SmP is organised by Science and Technology Australia as an opportunity for scientists to experience life on Capital Hill and discuss their research and future projects with political leaders, but Song didn’t expect to meet the most important leader of them all.
“It was slightly surreal, but an interesting experience, and of course a great opportunity,” he said.
Song was invited to SmP after being recommended to Science Technology Australia by CORE, the Computing Research and Education Association of Australasia, who recommended only four researchers in total and funded the whole trip.
"I introduced my work as 'Artificial Intelligence for Industry Applications' and described a few projects that we have been working on, including on road safety, warehouse optimisation and business trust analysis.
“He listened quite carefully, said 'well done,' and then reiterated the importance of connecting science innovation with industry, 'because that is something that we don't do well', which was one of the main topics in the whole event."

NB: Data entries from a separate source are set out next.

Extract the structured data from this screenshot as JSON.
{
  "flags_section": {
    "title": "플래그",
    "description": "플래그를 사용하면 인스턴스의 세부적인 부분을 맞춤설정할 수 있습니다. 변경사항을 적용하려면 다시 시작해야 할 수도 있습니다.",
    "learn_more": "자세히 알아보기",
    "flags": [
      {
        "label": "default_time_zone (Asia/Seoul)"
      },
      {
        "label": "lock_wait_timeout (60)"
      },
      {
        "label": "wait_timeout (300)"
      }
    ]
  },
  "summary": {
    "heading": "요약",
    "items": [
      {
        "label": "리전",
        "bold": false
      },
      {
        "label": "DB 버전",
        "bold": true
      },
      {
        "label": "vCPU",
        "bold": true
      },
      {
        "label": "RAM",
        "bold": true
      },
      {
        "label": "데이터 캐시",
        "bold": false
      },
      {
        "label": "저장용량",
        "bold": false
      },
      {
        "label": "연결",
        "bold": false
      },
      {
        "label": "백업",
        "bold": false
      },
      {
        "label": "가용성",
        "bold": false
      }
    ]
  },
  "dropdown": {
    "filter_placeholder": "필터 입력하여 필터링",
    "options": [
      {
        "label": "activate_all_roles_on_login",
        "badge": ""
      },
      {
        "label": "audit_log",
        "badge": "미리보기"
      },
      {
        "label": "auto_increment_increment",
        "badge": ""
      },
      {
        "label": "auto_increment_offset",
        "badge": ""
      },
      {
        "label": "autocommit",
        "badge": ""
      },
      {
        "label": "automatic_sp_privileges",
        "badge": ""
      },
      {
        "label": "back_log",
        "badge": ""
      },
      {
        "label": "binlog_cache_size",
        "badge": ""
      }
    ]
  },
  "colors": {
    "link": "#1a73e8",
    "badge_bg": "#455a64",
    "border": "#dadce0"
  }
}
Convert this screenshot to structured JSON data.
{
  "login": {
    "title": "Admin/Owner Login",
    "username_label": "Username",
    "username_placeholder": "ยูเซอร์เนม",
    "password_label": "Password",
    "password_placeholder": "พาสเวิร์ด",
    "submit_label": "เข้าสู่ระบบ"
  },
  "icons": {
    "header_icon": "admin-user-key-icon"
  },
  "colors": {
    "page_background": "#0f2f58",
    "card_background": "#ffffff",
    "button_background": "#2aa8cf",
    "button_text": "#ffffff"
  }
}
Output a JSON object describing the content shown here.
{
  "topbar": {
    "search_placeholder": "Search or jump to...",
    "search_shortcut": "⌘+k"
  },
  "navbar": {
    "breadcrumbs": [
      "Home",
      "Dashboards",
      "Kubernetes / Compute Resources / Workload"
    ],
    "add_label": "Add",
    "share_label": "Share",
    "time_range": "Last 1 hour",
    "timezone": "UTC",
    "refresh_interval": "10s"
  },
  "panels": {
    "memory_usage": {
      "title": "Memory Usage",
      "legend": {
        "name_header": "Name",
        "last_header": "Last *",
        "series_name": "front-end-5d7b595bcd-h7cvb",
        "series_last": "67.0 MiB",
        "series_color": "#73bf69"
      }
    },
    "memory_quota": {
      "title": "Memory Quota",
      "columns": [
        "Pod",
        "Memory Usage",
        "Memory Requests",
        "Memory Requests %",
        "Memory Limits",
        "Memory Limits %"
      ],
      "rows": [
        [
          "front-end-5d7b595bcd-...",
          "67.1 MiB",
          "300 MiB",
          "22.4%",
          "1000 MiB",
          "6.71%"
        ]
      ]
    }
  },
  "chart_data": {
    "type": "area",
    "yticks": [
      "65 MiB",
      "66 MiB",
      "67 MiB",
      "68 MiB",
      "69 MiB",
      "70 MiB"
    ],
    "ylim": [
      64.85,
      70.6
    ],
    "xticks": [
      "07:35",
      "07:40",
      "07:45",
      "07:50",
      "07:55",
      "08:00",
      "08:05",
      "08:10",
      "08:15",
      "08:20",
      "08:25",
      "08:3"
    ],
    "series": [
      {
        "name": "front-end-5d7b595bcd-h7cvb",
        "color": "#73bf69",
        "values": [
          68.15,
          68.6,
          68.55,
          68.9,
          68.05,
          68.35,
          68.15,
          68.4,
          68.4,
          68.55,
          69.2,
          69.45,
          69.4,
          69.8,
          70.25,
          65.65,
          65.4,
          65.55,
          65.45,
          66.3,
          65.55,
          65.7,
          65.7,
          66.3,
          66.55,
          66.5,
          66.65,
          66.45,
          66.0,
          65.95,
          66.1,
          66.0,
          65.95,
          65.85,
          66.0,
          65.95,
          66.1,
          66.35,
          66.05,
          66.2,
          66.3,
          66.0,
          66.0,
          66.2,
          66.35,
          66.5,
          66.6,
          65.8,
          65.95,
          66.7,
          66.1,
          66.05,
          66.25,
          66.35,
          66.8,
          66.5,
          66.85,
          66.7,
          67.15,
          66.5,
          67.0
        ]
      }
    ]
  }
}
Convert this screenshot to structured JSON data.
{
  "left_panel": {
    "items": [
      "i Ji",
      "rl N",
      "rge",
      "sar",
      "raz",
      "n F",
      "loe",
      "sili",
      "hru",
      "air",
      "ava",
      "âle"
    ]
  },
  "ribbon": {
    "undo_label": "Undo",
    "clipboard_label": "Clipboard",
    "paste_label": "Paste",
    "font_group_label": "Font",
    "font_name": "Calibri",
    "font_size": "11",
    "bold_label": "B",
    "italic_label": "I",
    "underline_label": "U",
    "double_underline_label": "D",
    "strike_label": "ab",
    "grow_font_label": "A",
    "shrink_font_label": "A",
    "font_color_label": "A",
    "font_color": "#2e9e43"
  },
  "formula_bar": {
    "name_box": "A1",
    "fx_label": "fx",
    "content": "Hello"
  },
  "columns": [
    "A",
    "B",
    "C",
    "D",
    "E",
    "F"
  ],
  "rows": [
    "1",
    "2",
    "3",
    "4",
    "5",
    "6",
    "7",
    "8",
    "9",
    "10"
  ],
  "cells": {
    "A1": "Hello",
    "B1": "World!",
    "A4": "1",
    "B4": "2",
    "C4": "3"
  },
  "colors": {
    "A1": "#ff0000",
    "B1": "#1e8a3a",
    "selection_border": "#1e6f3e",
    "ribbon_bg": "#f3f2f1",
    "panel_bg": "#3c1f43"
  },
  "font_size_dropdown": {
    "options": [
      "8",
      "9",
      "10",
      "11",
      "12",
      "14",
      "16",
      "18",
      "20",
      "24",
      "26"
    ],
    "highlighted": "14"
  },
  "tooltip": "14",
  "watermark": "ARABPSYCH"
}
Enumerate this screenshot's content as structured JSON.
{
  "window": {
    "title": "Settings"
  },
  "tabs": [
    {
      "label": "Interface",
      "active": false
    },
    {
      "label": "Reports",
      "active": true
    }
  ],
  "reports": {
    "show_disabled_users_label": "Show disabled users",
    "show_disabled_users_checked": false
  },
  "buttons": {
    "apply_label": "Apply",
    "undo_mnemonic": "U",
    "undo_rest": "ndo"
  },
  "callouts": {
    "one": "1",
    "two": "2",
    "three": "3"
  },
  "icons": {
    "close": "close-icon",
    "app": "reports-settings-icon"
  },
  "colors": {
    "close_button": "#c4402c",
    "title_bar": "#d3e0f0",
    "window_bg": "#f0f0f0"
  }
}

As well as listening to the maiden speech of Australia's Chief Scientist, Dr Alan Finkel AO, Song met a number of other politicians and influential industry representatives, including John Brumby, Sean Edwards and Kim Carr, among others.
This was the 16th annual national gathering of selected science and technology researchers and included a two-day program of professional development and networking, aimed at helping scientists better communicate their science to the media, policymakers and parliamentarians.